The announcement by the People's Bank of China (PBOC) took effect on June 8, lowering the benchmark interest rate for savers and borrowers by 25 basis points. It also allows banks to set deposit rates 10 percent above the benchmark level and to provide loans at 80 percent of the benchmark lending rate.
Although it seems like a minor adjustment, it is an important first step toward dismantling a ceiling on deposit rates that the government had previously used to limit competition among banks. It has also shined a light in the direction that China's policymakers are looking to take in the long term.
Now, all banks must fight for customers – including both large companies and individuals – and fat interest-rate margins are no longer guaranteed.
A coming battle
Ms Liu is a small lender in Beijing who is keeping a close eye on the deposit interest rates of different banks. Liu says some banks change their deposit rates daily.
According to the Beijing News, many bank managers desperate to win customers are also paying close attention to interest rate adjustments by other banks.
On the first day the PBOC's new policy took effect, small banks such as the United Rural Cooperative Bank, the Bank of Ningbo, the Bank of Suzhou and the Guangdong Huaxing Bank all announced rates to depositors equivalent to 110 percent of the benchmark deposit rate.
Following their steps, China's four biggest banks – the Agricultural Bank of China, the Industrial & Commercial Bank of China, the Bank of China and the Construction Bank of China – also announced a unanimous deposit rate hike of 8 percent above the benchmark.
The state-owned banks reacted so quickly that they caught us unprepared, said Mr. Han, manager of a shareholding bank.
On June 10, some shareholding banks adjusted deposit rates that had been announced a day earlier in order to make themselves more competitive.
Guo Tianyong, a professor at the Central University of Finance and Economics, said although there is little possibility that the banks will change their deposit rates every day, such adjustments will be made more frequently than before.
Profits will be hurt
When banks raise their deposit interest rates, annual profits for the entire sector will be hurt slightly, about 5 to 10 percent, predicts UBS Securities.
Weaker interest earnings are a clear threat to profitability. Commercial and small banks will be greatly affected (compared to state-owned banks that have solid customer flows) because they must offer higher deposit rates to attract funds amid increasing competition, which will narrow interest rate differentials.

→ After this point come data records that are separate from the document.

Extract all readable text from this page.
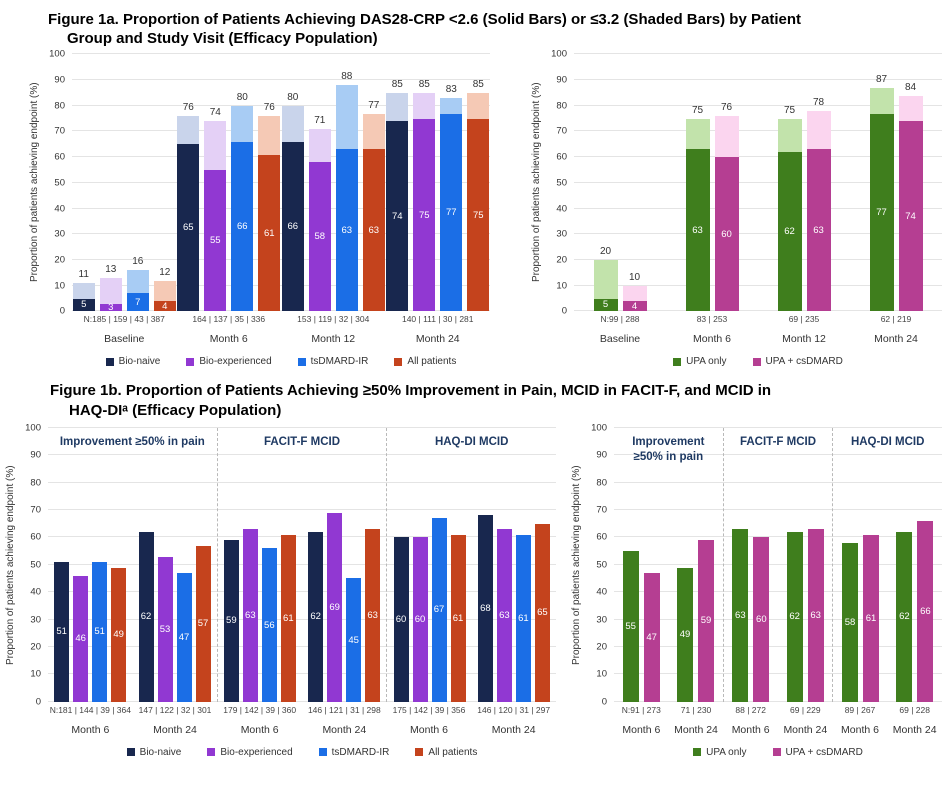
Figure 1a. Proportion of Patients Achieving DAS28-CRP <2.6 (Solid Bars) or ≤3.2 (Shaded Bars) by Patient
Group and Study Visit (Efficacy Population)
Proportion of patients achieving endpoint (%)
0
10
20
30
40
50
60
70
80
90
100
11
5
13
3
16
7
12
4
76
65
74
55
80
66
76
61
80
66
71
58
88
63
77
63
85
74
85
75
83
77
85
75
N:185 | 159 | 43 | 387	164 | 137 | 35 | 336	153 | 119 | 32 | 304	140 | 111 | 30 | 281
Baseline	Month 6	Month 12	Month 24
Bio-naive	Bio-experienced	tsDMARD-IR	All patients
Proportion of patients achieving endpoint (%)
0
10
20
30
40
50
60
70
80
90
100
20
5
10
4
75
63
76
60
75
62
78
63
87
77
84
74
N:99 | 288	83 | 253	69 | 235	62 | 219
Baseline	Month 6	Month 12	Month 24
UPA only	UPA + csDMARD
Figure 1b. Proportion of Patients Achieving ≥50% Improvement in Pain, MCID in FACIT-F, and MCID in
HAQ-DIᵃ (Efficacy Population)
Proportion of patients achieving endpoint (%)
0
10
20
30
40
50
60
70
80
90
100
Improvement ≥50% in pain
51
46
51 49
62
53
47
57
FACIT-F MCID
59 63
56
61 62
69
45
63
HAQ-DI MCID
60 60
67
61
68
63 61 65
N:181 | 144 | 39 | 364 147 | 122 | 32 | 301	179 | 142 | 39 | 360	146 | 121 | 31 | 298	175 | 142 | 39 | 356	146 | 120 | 31 | 297
Month 6	Month 24	Month 6	Month 24	Month 6	Month 24
Bio-naive	Bio-experienced	tsDMARD-IR	All patients
Proportion of patients achieving endpoint (%)
0
10
20
30
40
50
60
70
80
90
100
Improvement
≥50% in pain
55
47 49
59
FACIT-F MCID
63 60 62 63
HAQ-DI MCID
58 61 62 66
N:91 | 273	71 | 230	88 | 272	69 | 229	89 | 267	69 | 228
Month 6	Month 24	Month 6	Month 24	Month 6	Month 24
UPA only	UPA + csDMARD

Guo Tianyong agreed that raising deposit rates will eat into the banks' profits. The sector's annual net profit from interest will be reduced by at least 140 billion yuan (US$22 billion), he said.
The combined net profit of Chinese banks was 1.04 trillion yuan (US$163.32 billion) in 2011, up 36 percent from a year earlier, according to data from the country's banking regulator.
If the central bank cuts benchmark rates further in the next half of the year, the situation will be even more serious, and annual net profit growth from interest for banks may be zero in 2013, said China International Capital Corporation (CICC).
Guo said this is also a response to public questioning of the banking sector's exorbitant profits, which have largely come from interest differentials.
Transformation needed
Although Chinese banks will face falling profits in the short run, interest-rate reform will also lower their costs, which could help stabilize China's economic growth, analysts say.
What the banks should do now is hasten their transformation, because the government's move to gradually liberalize the country's interest rates is a life-or-death challenge for the whole sector, commented Ma Weihua, president of China Merchants Bank.
The challenge is especially serious for small banks, which must innovate financial products and develop comprehensive operations instead of chasing high-yield loans that carry more risk, Ma said.
Banks such as China Merchants Bank had already foreseen the current situation and started transformation early, said the Beijing News. And by turning an extensive business pattern into an intensive management mode, they are able to improve returns on equity and the value of bank assets, said Ma Weihua.
Last year, the Chinese banking sector's intermediary revenue increased to 19.3 percent of its total profits, which largely cut reliance on interest income.